Вы бы послушали, какие мои менты предложения по этому поводу выдвигали. Могу лишь сказать, что самым мягким из них было создание персонального гербария для всеобщего любимца Лориэля. Причем единственным экспонатом этой засушенной красоты должен был стать именно он! Об остальных версиях говорить вообще не буду. Иначе вы решите, что мои менты – кровожадные злодеи. А на самом деле они мягкие и пушистые. При исключительных обстоятельствах, естественно.

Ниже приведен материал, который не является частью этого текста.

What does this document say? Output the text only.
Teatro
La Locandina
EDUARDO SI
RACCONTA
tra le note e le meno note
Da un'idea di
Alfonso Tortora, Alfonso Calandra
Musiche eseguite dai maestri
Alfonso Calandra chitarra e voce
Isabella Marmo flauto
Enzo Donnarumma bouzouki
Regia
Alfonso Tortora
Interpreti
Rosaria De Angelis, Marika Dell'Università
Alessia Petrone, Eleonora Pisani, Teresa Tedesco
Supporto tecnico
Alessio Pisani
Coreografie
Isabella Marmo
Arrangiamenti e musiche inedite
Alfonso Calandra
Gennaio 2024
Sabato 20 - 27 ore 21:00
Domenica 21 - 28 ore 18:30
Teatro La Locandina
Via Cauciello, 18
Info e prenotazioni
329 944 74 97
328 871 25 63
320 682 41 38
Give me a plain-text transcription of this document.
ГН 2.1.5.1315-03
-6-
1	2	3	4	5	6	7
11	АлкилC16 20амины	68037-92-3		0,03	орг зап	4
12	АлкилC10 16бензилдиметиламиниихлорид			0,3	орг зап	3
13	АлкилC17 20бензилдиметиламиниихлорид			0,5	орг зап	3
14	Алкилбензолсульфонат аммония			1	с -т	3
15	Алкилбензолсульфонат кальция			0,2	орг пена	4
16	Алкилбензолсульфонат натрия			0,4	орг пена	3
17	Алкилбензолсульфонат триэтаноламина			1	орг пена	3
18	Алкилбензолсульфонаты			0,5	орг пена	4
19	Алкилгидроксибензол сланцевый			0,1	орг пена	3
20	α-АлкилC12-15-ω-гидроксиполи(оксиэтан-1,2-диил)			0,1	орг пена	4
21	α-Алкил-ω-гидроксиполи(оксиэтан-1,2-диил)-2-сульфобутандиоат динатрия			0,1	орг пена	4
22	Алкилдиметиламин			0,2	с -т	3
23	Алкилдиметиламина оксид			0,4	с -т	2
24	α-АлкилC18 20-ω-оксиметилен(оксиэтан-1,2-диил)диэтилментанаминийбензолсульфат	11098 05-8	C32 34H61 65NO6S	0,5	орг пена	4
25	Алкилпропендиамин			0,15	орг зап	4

– Ладно, мужики, кончаем эту бузу, – махнул рукой мой Рабинович, когда ему, наконец, надоело переливать из пустого в порожнее. – Будем решать проблемы по мере их поступления. А пока пошли к Моисею. Старик нас уже, наверное, заждался в этом кабаке.
– Только предупреди его, чтобы больше молоко мне не вздумал подсовывать, – смиренно попросил Ваня. – Я, конечно, не ханжа, но нервы у меня слабые. Еще раз вместо нормального вина эту гадость глотну, могу кому-нибудь и в ухо зарядить, – омоновец повернулся к Попову: – Кстати, Андрюша, раз уж нам тут куковать сорок лет придется, может быть, хоть самогоночку начнешь гнать? А то мне, если честно, местный виноградный компот уже надоел.
– Типун тебе на язык! – рявкнул в ответ криминалист. Жомов оторопел. – Какие сорок лет, морда твоя жлобская? Да у меня за это время все рыбки помрут. А там бирюзовая акара, между прочим, беременная. Мне у нее роды еще принимать!..
– Ну, допустим, рыбки твои не сдохнут, – меланхолично заметил мой Сеня. – Насколько я понимаю, вернемся мы назад в тот же самый день, в который отправились на прогулку. Так что за свои кильки в томате можешь не беспокоиться. Вот только боюсь, что твоя мама, увидев скрюченного артритом старика вместо жирного, хотя и вечно голодного блудного сына, грохнется в обморок.
– Типун и тебе на язык! – от нарисованных Рабиновичем перспектив Андрюша вмиг избавился от вечно розового цвета лица и часто захлопал своими длинными девичьими ресницами, словно собирался заплакать.
Предвидя, что последует за таким конфузом, я решил спасать чувствительного Андрюшу. Все-таки он существо безобидное и незлобное, а этим двум меринам – Ване и моему хозяину – только повод для шуточек дай, живого места на объекте своего юмора не оставят. Я, как вы помните, Попова всегда жалел и помогал ему выкручиваться из всяких неприятных ситуаций. Не мог его и теперь в беде оставить, поэтому применил испытанный прием: уставился на дверь и пару раз гавкнул.
– Похоже, к нам гости, – насторожился Рабинович. – Ванечка, иди посмотри.
– Я тебе что, мажордом? – удивился новой должности омоновец, но дверь открывать все же пошел. – Нет там никого! Крыша у твоего пса едет. Сначала бойцов моих облаял, а теперь ему пришельцы мерещатся.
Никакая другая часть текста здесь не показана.